Do you carry on with life as it was before, with the risk of regressing into the bad habits and function that caused the pain in the first place, or do you rise above the plateau and seek to extend your abilities beyond what you ever thought possible?
Alternatively, should we set our goals from the outset that, although might seem impossible or at least ambitious from where we start from, allow us to rise above our current level of ability and achieve outstanding things.
At the clinic I like to talk about Dream Goals. Goals that stretch our imaginations. Goals that if we achieve them would propel us into the realms of new opportunities.
Because even if you do come up short, you’re still likely to achieve more than you would ever have done had you set a safe, achievable, realistic goal. The key is to never be disappointed with anything you fail, just use it to fuel your next push for victory. Remember that Sir Ran failed in 45% of his missions. But that in failing to reach his goals, he still set new World Records.
Goals are just Dreams with a deadline.

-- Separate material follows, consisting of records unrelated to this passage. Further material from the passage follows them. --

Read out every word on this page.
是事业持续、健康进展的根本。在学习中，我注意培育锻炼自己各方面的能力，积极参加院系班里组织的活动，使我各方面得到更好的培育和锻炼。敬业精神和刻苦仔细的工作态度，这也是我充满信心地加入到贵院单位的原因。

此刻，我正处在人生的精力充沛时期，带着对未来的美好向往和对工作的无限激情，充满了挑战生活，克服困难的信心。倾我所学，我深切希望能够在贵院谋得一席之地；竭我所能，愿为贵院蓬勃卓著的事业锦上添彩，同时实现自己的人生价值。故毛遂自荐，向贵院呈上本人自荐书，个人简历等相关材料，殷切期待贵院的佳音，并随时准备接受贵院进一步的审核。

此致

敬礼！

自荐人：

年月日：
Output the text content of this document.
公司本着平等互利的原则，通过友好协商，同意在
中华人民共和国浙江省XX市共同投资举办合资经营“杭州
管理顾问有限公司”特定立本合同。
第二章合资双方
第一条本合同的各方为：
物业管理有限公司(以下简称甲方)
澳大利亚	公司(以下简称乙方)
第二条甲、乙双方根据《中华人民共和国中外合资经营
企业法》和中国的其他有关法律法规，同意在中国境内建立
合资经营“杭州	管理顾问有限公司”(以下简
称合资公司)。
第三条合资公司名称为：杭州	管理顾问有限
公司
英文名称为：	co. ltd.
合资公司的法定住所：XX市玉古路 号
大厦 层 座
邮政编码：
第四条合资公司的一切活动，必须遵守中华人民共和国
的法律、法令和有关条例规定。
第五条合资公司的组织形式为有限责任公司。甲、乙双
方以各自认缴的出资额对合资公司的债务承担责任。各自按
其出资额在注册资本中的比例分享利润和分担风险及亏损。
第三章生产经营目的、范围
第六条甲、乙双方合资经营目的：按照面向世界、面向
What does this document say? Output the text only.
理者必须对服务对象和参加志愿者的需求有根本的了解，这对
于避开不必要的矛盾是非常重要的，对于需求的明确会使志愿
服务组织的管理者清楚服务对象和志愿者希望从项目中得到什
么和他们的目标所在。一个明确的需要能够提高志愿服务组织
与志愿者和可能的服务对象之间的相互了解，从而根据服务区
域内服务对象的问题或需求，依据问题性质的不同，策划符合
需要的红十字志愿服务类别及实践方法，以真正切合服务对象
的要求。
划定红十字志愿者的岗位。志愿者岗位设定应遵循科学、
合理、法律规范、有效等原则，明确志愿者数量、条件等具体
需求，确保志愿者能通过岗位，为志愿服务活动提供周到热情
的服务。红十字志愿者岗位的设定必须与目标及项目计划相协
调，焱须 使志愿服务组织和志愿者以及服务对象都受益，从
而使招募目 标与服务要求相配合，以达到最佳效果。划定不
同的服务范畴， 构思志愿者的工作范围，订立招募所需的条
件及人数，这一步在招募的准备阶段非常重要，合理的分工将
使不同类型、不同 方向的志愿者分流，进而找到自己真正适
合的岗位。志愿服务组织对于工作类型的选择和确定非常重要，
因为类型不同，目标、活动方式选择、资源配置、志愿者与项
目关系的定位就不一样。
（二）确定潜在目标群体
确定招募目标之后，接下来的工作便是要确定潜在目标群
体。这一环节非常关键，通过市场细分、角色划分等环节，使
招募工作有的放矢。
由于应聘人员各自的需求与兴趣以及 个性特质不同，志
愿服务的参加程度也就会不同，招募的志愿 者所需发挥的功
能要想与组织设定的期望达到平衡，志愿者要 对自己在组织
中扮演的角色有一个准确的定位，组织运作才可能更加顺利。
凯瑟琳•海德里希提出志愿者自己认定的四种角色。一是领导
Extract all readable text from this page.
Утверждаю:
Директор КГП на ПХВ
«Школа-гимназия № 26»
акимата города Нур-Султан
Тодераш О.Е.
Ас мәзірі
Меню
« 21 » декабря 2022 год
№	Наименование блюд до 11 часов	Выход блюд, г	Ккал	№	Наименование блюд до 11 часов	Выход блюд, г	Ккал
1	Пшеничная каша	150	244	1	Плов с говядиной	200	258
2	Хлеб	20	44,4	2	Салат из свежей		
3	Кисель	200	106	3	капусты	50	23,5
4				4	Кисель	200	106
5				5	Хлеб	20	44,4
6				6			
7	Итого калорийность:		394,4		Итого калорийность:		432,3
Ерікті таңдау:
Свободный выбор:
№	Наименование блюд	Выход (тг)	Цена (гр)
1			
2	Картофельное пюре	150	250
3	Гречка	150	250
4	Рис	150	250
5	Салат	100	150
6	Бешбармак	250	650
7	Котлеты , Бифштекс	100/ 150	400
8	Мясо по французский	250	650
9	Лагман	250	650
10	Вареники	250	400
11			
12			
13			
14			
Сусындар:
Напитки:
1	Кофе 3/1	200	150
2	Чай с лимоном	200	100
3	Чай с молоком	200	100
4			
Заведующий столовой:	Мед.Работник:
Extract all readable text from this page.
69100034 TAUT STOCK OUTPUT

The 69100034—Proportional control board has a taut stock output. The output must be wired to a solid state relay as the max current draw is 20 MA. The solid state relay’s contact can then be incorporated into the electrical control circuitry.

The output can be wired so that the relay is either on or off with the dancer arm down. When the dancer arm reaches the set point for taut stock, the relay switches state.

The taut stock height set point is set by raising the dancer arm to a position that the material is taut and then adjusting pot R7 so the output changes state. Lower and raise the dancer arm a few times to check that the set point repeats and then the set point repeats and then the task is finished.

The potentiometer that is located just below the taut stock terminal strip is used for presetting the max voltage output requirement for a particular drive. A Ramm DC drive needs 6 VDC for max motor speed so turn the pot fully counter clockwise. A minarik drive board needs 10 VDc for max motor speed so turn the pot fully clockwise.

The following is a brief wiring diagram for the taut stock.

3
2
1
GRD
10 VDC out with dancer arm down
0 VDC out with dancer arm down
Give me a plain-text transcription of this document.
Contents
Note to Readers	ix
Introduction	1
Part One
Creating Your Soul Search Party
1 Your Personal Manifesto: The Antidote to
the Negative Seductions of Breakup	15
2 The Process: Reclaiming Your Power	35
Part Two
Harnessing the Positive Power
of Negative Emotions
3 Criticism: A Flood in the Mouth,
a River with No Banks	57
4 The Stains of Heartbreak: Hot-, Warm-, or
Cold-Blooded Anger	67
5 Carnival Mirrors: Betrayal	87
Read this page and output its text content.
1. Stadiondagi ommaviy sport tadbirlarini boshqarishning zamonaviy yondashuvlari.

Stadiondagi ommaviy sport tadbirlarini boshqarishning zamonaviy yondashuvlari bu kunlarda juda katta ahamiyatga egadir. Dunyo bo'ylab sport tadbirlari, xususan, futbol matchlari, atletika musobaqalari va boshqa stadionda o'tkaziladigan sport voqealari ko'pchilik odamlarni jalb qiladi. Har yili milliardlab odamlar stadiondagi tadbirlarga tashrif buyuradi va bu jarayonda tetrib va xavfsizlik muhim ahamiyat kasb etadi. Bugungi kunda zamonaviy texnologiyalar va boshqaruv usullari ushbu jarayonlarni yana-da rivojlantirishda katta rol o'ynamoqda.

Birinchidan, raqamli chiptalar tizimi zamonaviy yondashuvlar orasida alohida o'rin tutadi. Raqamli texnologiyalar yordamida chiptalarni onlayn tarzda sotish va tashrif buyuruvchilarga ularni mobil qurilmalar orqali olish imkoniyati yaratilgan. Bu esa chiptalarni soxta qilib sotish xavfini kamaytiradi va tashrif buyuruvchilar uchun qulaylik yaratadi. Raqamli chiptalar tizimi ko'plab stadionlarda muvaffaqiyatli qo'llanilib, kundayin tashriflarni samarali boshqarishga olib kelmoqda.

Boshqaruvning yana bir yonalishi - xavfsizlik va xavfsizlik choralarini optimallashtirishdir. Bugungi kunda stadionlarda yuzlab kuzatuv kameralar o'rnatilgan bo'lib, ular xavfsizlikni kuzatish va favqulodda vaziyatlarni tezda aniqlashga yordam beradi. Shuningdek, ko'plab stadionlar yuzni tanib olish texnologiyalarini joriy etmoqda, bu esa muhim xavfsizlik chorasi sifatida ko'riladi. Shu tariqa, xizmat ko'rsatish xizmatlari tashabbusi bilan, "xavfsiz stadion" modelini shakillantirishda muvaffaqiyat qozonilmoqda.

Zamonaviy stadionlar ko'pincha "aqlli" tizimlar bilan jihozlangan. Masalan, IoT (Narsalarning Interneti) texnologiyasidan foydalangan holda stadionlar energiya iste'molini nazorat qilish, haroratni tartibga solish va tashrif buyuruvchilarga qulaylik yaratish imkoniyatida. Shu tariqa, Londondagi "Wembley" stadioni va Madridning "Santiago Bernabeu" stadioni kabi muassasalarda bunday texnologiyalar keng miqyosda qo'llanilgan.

But what is more important than the goals, is the plan that helps you to achieve them.
According to the old proverb – “You don’t plan to fail, you just fail to plan.”
So go out there, dream big, set yourself a timeline, then find a team that will help you plan to achieve your goals.
At C-Physio, alongside our quality assessment process, we’ve developed new Treatment Plan Forms that set out your problems, your goals, and a timescale within which we’ll aim to achieve your goals.
We’ll also provide you the plan of action with various treatment options that will help you achieve your Goals.
So if you’re not sure where to start, how high to set your bar, or you need help to achieve your Dream Goals, be like Sir Ranulph Fiennes – Set yourself a mission, plan it impeccably, get motivated people around you, then follow your plan to the best of your ability. If you don’t succeed, don’t let that stop you. Success only comes as the result of never giving up. Just remember to beat the Norwegians!